A principios de esa semana, los tres habían participado en una excursión de medio día con otros asistentes a la cumbre de NGEN al cercano cañón de Nacapule, otro de los sitios de investigación de Bogan. En Nacapule, Bogan guió al grupo en una discusión acerca de la extraordinaria diversidad y endemismo de especies acuáticas en los estanques y pequeños riachuelos del cañón. Richard Felger señaló la diversidad botánica del sitio, en particular las diversas especies tropicales que de alguna manera prosperan en esta parte del desierto, incluyendo higos, palmas y arbustos florecientes. Otras conversaciones tangenciales surgieron de manera orgánica,, con temas que van desde las mariposas y los invertebrados de agua dulce (foto 7) hasta las prácticas de gestión, el turismo y la conservación de los recursos hídricos. Sin embargo, Bennett y Darin estaban tras la pista de algo diferente, algo que se mueve mucho más lento que las mariposas o el agua.
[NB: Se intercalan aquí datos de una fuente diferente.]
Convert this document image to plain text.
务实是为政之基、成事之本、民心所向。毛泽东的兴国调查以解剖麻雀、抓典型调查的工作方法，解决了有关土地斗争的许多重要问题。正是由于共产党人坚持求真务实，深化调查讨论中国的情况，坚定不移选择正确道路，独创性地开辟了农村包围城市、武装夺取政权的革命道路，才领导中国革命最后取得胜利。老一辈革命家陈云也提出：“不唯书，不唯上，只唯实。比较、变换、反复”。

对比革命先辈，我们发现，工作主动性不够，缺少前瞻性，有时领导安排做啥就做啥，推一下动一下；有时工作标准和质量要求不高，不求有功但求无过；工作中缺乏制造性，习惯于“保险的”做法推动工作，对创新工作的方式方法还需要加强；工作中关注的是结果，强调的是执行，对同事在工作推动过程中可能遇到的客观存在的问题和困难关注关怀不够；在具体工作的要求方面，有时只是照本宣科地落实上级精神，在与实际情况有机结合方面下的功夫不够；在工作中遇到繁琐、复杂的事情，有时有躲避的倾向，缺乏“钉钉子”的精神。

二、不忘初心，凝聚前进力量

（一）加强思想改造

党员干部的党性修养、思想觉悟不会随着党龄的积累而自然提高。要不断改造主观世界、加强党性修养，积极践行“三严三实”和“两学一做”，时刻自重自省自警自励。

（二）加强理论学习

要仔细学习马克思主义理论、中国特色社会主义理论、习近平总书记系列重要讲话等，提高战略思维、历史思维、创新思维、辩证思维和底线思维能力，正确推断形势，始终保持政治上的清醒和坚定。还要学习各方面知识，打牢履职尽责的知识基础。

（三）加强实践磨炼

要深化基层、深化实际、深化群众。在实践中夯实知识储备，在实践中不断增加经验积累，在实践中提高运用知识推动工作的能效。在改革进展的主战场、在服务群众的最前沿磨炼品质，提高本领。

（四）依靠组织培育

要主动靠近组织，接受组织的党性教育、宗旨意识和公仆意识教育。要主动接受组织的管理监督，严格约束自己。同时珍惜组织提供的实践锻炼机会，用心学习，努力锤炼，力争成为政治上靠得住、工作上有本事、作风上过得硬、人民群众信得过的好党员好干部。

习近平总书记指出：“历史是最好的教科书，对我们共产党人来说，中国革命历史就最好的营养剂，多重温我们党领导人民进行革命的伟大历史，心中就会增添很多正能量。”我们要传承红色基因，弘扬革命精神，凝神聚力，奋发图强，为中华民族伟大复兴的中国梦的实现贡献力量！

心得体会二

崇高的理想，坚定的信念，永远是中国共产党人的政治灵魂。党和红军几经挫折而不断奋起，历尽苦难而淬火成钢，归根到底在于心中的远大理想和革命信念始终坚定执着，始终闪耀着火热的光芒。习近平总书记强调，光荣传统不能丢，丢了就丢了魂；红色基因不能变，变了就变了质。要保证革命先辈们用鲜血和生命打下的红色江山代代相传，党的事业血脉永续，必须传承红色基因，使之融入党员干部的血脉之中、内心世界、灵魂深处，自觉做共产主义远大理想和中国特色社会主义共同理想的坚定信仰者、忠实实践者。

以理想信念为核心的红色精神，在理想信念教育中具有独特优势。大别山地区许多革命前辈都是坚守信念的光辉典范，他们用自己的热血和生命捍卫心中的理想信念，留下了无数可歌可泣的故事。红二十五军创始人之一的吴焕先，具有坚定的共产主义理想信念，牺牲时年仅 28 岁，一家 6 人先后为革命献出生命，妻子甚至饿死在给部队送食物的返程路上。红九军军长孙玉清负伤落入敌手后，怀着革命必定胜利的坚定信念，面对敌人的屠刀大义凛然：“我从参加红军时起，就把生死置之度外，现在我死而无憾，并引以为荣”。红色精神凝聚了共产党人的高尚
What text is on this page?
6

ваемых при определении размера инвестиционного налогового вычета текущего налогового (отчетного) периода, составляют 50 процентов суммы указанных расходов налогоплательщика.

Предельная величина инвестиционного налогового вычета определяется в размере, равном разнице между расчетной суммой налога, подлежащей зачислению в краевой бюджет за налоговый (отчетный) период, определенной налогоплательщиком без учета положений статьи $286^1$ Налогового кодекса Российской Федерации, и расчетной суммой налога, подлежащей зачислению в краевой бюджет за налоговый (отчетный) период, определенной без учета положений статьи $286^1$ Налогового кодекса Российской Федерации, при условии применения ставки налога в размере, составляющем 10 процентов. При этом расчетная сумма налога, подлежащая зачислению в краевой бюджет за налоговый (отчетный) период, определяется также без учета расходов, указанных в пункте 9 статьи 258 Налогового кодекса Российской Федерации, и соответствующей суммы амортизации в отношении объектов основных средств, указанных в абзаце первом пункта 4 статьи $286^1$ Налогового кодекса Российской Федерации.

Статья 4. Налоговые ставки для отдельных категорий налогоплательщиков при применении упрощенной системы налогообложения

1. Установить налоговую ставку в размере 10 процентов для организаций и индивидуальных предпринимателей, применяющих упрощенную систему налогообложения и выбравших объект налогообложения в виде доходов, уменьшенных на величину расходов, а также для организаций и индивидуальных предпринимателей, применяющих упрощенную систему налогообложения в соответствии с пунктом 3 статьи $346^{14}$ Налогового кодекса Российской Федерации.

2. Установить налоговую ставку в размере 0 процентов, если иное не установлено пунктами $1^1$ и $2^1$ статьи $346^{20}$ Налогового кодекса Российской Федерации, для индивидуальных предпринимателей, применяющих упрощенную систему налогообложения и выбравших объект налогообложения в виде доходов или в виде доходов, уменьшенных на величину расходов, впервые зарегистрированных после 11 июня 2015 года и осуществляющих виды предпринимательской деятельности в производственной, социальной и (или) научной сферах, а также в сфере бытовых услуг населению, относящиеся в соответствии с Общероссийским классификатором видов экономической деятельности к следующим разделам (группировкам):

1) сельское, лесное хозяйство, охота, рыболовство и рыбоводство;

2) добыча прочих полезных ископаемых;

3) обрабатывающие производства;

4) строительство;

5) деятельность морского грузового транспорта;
Se dieron cuenta de que los cañones tributarios de Nacapule no sólo albergan los manantiales alimentados por aguas subterráneas que sustenan la flora de los cañones, sino que estas afluentes también habían erosionado sus escarpadas paredes del cañón a lo largo de otra falla geológica.
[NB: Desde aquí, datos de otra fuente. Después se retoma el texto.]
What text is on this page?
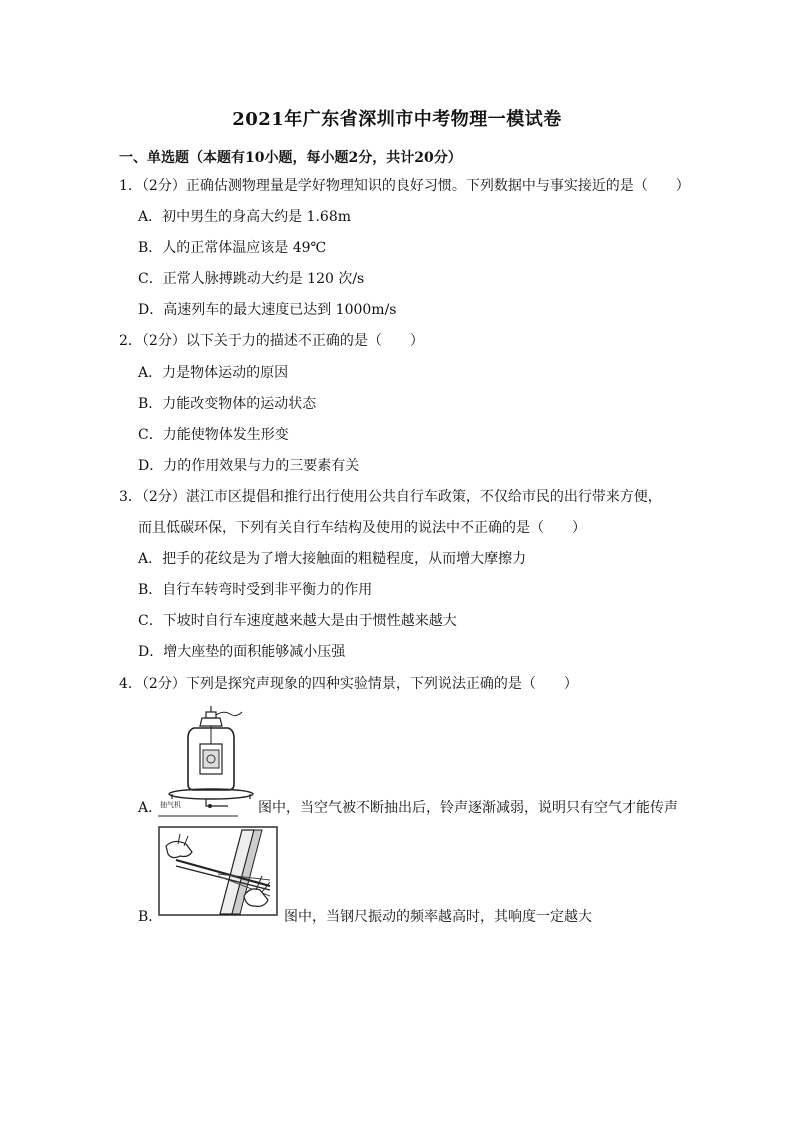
2021年广东省深圳市中考物理一模试卷
一、单选题（本题有10小题，每小题2分，共计20分）
1．（2分）正确估测物理量是学好物理知识的良好习惯。下列数据中与事实接近的是（　　）
A．初中男生的身高大约是 1.68m
B．人的正常体温应该是 49℃
C．正常人脉搏跳动大约是 120 次/s
D．高速列车的最大速度已达到 1000m/s
2．（2分）以下关于力的描述不正确的是（　　）
A．力是物体运动的原因
B．力能改变物体的运动状态
C．力能使物体发生形变
D．力的作用效果与力的三要素有关
3．（2分）湛江市区提倡和推行出行使用公共自行车政策，不仅给市民的出行带来方便，
而且低碳环保，下列有关自行车结构及使用的说法中不正确的是（　　）
A．把手的花纹是为了增大接触面的粗糙程度，从而增大摩擦力
B．自行车转弯时受到非平衡力的作用
C．下坡时自行车速度越来越大是由于惯性越来越大
D．增大座垫的面积能够减小压强
4．（2分）下列是探究声现象的四种实验情景，下列说法正确的是（　　）
抽气机
A．	图中，当空气被不断抽出后，铃声逐渐减弱，说明只有空气才能传声
B．	图中，当钢尺振动的频率越高时，其响度一定越大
Comenzaba a surgir un patrón: las líneas de falla en la Sierra El Aguaje ―donde las rocas se friccionan unas contra otras― comúnmente corresponden con los ojos de agua.Este concepto no es nuevo para los geólogos. El agua subterránea puede fluir más fácilmente a lo largo de las zonas de falla, donde la masa de roca se rompe y se hace más permeable. Millones de años de trituración y molienda, durante cientos o miles de terremotos, hacen que las rocas adyacentes a las zonas de fallas a exhiban una mayor cantidad fracturas dentro de una red más conectada. Esta red de fracturas, si no cementado y bloqueado por la precipitación de líquidos ricos en minerales, puede servir como un conducto para la migración de agua dulce en el subsuelo. Si las condiciones hidrológicas son las correctas, esta agua subterránea puede llegar a la superficie, formando manantiales de agua dulce (foto 3).
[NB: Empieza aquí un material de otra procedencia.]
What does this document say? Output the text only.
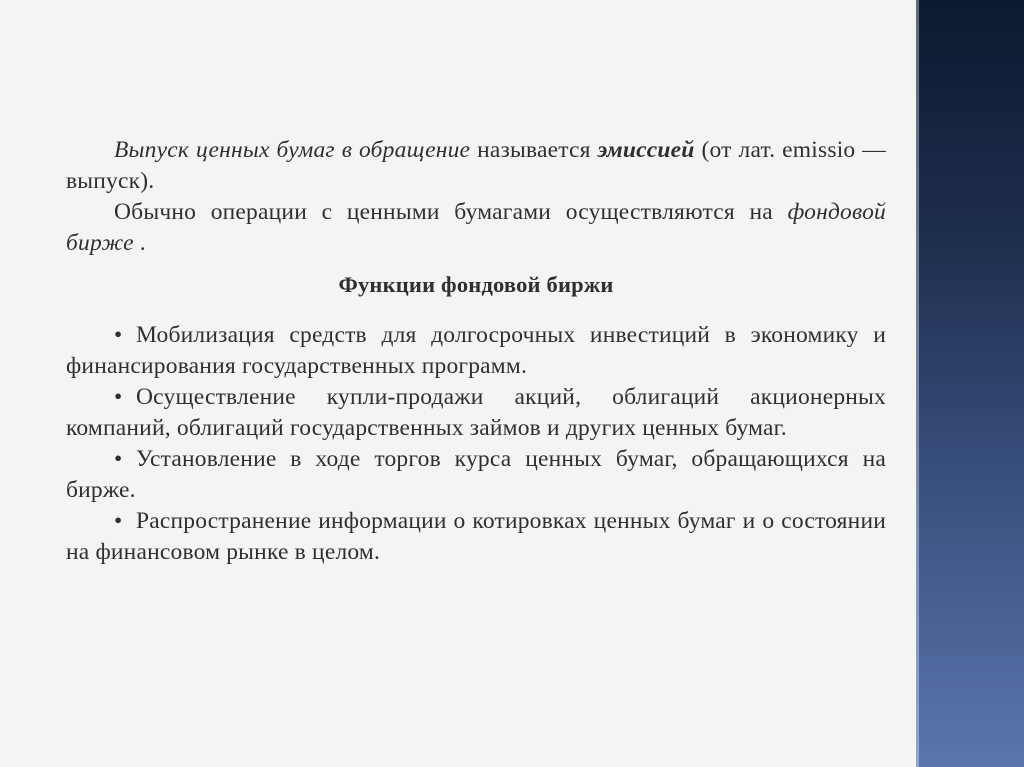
Выпуск ценных бумаг в обращение называется эмиссией (от лат. emissio — выпуск).

Обычно операции с ценными бумагами осуществляются на фондовой бирже .

Функции фондовой биржи
• Мобилизация средств для долгосрочных инвестиций в экономику и финансирования государственных программ.
• Осуществление купли-продажи акций, облигаций акционерных компаний, облигаций государственных займов и других ценных бумаг.
• Установление в ходе торгов курса ценных бумаг, обращающихся на бирже.
• Распространение информации о котировках ценных бумаг и о состоянии на финансовом рынке в целом.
De vuelta en el Cañón de La Navaja, Darin, Bennett, y Bogan llegaron al final del cañón y fueron recompensados con el goteo de agua fresca fresca que fluye por los acantilados de rocas volcánicas de 40 m de altura que los rodeaban por tres lados (foto 8). Examinaron los estanques de agua dulce (foto 9) en busca de ranas leopardo (foto 10) e insectos acuáticos, y buscaron evidencias de fallamiento en los acantilados fracturados. Bogan notó varias libélulas (foto 12) y chinches de agua, sólo algunos de los más de 130 taxones acuáticos conocidos en La Navaja. Darin y Bennett midieron estrías casi horizontales sobre las superficies pulidas de falla, generadas por el arrastre de rocas durante los paleo-terremotos, y una clara evidencia de fallas de desgarre (foto 12). Tomaron todos los datos que pudieran acerca de cómo las rocas se han movido a lo largo de estas fallas, pero se necesitaría mucho más tiempo para documentar y caracterizar plenamente la historia geológica ―y en el caso de Bogan, la biodiversidad moderna― de esta vasta sierra.
En la caminata cuesta abajo por el Cañón de La Navaja (imagen 13), los tres científicos de campo ponderaron sus observaciones y sus nuevas conexiones multidisciplinares, y compartieron su entusiasmo por volver al desierto de Sonora estudiar más a fondo la Sierra El Aguaje. Una importante lección que aprendieron a través de esta experiencia es que es difícil, si no imposible, para observar todo simultáneamente en el desierto de Sonora (o, en todo caso, en cualquier paisaje). Los únicos patrones que somos capaces de notar son los que nos son familiares. Trabajar con científicos de diferentes disciplinas y compartir observaciones puede fomentar el surgimiento de patrones nuevos e importantes (foto 14), permitiendo que nuestros esfuerzos científicos y conocimientos colectivos avancen en nuevas direcciones.